Parecer que rejeita terceirização de postos abre novo embate entre Prefeitura e Conselho de Saúde

Entidade vê pelo menos três irregularidades. Prefeitura não reconhece legitimidade do texto

Foto: Ivo Gonçalves / PMPA

O Conselho Municipal de Saúde de Porto Alegre (CMS) aprovou, por unanimidade, um parecer que rejeita o chamamento público para a terceirização dos Pronto Atendimentos da vila Bom Jesus e da Lomba do Pinheiro, ambos na zona Leste da cidade. A tendência, contudo, é de que a Prefeitura desconsidere a decisão do colegiado.

O Executivo vê problemas na composição do Conselho. Por conta disso, um primeiro episódio de embate entre as partes se registrou já na posse da nova gestão, que não ocorreu formalmente. No início do ano, os conselheiros fizeram um ato de protesto, em frente à Secretaria.

Em 16 de abril, a Prefeitura lançou a licitação para contratar uma organização social sem fins lucrativos para assumir a gestão das duas unidades, sob a promessa de que o processo vai qualificar e ampliar, sem aumento de custos, o atendimento à população. Os conselheiros de saúde, porém, apontaram problemas e falta de transparência no processo.

O parecer aprovado, elaborado pela Secretaria Técnica do Conselho, levanta três questionamentos sobre o chamamento público. O primeiro é que não houve processo administrativo anterior à licitação, demonstrando que realmente custa menos terceirizar a gestão. “Nada mostra que teremos diminuição dos gastos. Esse estudo não foi realizado”, ressaltou a coordenadora do Conselho, Maria Letícia de Oliveira Garcia, em entrevista ao Guaíba News desta sexta-feira.

O segundo ponto é que não foram demonstrados, na fase de pré-qualificação, os custos reais e os resultados da execução direta. Além disso, o Conselho entendeu que a Prefeitura deixou de cobrar, do Ministério da Saúde, valores devidos pela municipalização do Hospital Materno Infantil Presidente Vargas, e não mediu o impacto da falta desse dinheiro para a Saúde do município. Assim, a recomendação é de que a licitação seja suspensa.

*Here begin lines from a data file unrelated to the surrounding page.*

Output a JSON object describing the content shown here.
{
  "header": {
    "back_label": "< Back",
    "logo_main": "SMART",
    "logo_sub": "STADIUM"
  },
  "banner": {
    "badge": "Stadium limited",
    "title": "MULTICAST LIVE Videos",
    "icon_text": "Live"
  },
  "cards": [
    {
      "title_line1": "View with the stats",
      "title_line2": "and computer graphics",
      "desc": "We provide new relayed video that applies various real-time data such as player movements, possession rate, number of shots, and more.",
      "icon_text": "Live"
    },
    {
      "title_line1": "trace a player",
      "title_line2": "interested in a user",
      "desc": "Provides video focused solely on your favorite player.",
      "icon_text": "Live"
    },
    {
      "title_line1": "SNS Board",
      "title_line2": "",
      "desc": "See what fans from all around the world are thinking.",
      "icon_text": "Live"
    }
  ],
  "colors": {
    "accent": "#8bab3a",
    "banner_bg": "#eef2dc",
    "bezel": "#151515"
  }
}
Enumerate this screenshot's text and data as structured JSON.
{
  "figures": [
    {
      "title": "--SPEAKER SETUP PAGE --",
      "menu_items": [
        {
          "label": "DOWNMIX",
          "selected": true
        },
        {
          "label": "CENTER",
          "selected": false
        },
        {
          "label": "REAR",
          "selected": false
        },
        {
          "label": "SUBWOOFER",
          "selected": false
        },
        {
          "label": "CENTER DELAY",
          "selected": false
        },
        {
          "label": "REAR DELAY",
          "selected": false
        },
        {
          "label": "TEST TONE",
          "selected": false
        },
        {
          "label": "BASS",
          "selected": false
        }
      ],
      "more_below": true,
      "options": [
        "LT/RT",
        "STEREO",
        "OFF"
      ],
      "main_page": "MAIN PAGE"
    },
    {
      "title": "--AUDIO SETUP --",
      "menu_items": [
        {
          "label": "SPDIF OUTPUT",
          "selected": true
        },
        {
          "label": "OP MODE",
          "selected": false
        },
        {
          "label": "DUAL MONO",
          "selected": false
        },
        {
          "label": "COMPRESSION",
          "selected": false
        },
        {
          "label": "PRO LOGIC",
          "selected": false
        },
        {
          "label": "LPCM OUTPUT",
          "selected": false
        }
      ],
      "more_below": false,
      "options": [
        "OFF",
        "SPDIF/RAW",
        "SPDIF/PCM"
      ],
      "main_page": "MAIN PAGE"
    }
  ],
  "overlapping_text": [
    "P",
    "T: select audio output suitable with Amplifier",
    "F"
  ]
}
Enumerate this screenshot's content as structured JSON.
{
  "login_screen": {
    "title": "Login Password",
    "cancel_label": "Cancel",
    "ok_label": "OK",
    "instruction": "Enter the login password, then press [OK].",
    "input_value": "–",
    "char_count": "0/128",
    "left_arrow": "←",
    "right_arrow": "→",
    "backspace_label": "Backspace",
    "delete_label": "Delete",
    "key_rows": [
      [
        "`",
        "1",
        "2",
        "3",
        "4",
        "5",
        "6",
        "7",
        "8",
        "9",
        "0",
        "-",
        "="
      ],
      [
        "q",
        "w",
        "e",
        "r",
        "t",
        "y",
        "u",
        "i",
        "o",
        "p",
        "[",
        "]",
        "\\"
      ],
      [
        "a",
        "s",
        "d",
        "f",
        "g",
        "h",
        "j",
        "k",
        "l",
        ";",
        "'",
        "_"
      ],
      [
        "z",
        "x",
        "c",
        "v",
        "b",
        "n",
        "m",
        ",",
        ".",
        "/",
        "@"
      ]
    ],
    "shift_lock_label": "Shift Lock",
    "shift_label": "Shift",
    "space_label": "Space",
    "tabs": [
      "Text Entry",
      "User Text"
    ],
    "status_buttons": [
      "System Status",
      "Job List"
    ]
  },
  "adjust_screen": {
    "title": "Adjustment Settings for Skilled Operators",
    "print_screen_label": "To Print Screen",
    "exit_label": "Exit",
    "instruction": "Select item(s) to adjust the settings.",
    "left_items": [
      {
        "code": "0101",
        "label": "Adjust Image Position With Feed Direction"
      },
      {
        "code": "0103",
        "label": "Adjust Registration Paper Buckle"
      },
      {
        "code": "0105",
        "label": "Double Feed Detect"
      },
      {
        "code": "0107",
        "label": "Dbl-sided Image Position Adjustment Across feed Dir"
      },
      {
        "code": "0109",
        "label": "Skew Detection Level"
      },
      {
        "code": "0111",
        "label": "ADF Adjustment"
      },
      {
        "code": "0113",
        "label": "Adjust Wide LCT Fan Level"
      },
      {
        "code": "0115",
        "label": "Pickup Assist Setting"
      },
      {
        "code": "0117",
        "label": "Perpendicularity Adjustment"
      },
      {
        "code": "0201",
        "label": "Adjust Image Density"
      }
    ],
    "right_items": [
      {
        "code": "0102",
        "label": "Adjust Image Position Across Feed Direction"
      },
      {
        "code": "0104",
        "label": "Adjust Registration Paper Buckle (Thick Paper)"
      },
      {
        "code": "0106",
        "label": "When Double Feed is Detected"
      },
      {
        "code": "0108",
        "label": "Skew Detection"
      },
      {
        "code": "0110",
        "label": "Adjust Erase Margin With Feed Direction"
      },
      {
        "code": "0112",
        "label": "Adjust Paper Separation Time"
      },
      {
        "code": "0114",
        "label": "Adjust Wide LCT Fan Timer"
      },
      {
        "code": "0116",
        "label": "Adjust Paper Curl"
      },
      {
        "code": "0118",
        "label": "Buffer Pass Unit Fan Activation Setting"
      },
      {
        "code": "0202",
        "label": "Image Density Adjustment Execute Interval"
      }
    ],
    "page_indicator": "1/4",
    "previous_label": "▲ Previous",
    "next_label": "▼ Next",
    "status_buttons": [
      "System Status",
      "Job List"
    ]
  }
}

Maria Letícia explica que o parecer, concluído nessa quinta-feira, se baseou em informações sobre o chamamento público repassadas ao Conselho pela Secretaria Municipal de Saúde. Apesar de ter uma vaga na entidade deliberativa, o secretário Pablo Stürmer não compareceu à reunião, que ocorreu na Câmara de Vereadores.

A Prefeitura contesta a decisão. De acordo com a Secretaria da Saúde, há irregularidades na composição do colegiado. A Pasta esclarece que o parecer, ainda assim, vai ser encaminhado à Procuradoria-Geral do Município e aos Ministérios Público Federal e Estadual. A coordenadora do Conselho Municipal de Saúde informou que os conselheiros também devem recorrer ao Ministério Público.